Temporary Employment: A Cause For Worry

4 Factors Weighing On Labor Markets—And Implications For Fed Policy (Part 2 of 5)

(Continued from Part 1)

To complicate matters, the labor market is struggling with some serious long-term issues that can’t be easily helped by conventional or unconventional monetary policy fixes. I would point to four factors:

1. Transition to Temporary Hiring:

For many businesses today, hiring full-time workers (with the added benefits costs they bring) is simply too expensive. Indeed, for some time the growth in benefit costs has outstripped that of wages and salaries, so it is not surprising that we have seen an increased use of temporary workers throughout the recovery.

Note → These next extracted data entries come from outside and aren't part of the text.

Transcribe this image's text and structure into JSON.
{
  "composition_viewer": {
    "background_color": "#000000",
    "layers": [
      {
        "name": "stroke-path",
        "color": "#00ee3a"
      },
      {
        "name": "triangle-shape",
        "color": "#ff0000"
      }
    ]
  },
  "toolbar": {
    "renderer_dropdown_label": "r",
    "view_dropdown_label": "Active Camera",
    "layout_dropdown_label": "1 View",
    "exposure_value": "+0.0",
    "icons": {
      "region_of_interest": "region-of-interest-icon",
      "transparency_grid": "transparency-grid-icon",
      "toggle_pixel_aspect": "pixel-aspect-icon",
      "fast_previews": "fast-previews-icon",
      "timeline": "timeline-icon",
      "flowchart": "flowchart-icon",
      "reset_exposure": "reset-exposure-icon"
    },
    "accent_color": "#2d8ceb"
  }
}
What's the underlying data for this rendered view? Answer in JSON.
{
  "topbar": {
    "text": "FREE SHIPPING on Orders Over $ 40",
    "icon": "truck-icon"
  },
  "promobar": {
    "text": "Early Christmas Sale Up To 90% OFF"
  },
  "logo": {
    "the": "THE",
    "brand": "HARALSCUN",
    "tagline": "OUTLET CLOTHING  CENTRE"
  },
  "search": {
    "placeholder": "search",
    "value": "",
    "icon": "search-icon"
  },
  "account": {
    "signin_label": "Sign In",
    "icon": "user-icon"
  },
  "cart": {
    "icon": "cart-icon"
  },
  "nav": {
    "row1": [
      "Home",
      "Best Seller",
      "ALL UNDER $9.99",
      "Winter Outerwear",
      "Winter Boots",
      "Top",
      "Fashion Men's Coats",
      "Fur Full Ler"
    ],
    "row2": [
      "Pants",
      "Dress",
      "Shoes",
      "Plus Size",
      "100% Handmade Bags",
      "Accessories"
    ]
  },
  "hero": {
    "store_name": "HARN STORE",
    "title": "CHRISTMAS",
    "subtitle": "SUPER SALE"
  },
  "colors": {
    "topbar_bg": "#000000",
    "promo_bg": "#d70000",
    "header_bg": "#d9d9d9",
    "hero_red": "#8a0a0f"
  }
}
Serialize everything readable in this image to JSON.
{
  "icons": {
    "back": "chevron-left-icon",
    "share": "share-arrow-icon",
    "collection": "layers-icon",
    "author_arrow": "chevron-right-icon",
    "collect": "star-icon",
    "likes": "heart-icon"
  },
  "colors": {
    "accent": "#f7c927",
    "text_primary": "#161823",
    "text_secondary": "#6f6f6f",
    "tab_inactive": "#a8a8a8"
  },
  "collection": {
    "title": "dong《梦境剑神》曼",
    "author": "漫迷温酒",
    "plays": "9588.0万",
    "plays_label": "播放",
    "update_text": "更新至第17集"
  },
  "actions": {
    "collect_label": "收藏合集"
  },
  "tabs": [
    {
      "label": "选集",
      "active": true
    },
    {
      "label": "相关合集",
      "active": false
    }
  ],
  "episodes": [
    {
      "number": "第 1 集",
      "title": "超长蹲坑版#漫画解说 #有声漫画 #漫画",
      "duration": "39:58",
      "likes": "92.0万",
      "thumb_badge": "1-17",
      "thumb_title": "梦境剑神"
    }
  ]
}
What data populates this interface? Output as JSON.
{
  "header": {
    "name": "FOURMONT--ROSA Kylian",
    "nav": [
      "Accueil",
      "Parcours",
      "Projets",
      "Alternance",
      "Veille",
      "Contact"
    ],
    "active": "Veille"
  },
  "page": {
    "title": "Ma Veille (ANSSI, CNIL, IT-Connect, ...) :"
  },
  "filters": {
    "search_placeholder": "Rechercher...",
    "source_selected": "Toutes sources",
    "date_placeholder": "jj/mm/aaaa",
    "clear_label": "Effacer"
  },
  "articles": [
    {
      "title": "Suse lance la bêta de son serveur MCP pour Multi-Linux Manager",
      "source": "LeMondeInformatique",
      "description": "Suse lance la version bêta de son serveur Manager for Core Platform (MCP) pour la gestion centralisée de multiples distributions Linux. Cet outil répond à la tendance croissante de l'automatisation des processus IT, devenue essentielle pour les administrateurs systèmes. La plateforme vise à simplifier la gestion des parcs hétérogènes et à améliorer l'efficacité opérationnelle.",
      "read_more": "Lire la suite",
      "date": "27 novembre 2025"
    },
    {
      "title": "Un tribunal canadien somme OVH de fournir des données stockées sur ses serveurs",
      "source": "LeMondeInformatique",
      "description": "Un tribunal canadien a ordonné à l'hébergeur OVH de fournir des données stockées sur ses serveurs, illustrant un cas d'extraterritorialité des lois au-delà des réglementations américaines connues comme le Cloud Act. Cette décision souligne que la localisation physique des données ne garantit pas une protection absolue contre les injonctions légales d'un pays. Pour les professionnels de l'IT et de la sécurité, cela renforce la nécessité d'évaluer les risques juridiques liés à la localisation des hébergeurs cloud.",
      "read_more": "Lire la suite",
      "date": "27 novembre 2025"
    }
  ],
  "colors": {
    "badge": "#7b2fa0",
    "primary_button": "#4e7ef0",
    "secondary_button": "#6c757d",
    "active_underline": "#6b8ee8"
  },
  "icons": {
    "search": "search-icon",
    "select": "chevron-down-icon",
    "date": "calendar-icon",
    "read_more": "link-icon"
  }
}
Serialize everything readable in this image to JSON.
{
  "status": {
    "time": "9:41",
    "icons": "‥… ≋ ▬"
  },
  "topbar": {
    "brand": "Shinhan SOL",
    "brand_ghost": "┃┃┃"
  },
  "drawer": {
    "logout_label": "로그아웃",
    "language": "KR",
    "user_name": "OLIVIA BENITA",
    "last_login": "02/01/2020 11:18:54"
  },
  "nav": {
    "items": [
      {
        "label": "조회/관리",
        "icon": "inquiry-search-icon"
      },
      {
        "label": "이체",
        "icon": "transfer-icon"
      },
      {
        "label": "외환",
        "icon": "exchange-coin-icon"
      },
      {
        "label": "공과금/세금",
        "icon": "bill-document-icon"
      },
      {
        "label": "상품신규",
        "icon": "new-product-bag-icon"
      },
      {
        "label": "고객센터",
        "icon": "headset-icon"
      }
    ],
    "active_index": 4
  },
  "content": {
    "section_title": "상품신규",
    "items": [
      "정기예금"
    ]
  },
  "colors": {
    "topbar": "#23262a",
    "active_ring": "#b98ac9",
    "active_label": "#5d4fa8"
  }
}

Temporary Help Services (Monthly) Professional and Business Services
Temporary Help Services (Monthly) Professional and Business Services

Market Realist – Temporary employment is a major structural issue

The graph above shows the number of temporary workers in the U.S. (SPY) since 1990. The number of temporary workers was stable in the 2000s at around 2 million. However, after 2010, the number has steadily increased, and now stands at above 3 million.

Health care (XLV) benefits, along with wages and salaries, are becoming increasingly costly to provide for. Hence, employers may resist to form long term relationships with employees. This has, in part, helped cause the employers to hire their employees as temporary workers instead of permanent ones.

Temporary employment can be seen in other developed markets (EFA)(VEA) as well. In fact, the percentage of temporary employment in Europe (EZU) has reached 40%.

Mostly, it is fresh graduates who are taking up temporary jobs. This is so because, post the financial crisis, jobs have been hard to come by for Freshers. Since long periods of unemployment hurt chances of getting employed even more, many of these graduates have taken up temporary jobs.

Also, since older workers are refusing to retire, in order to provide for their retirement, in the light of increasing expenses, there are fewer jobs for those just entering the labor force.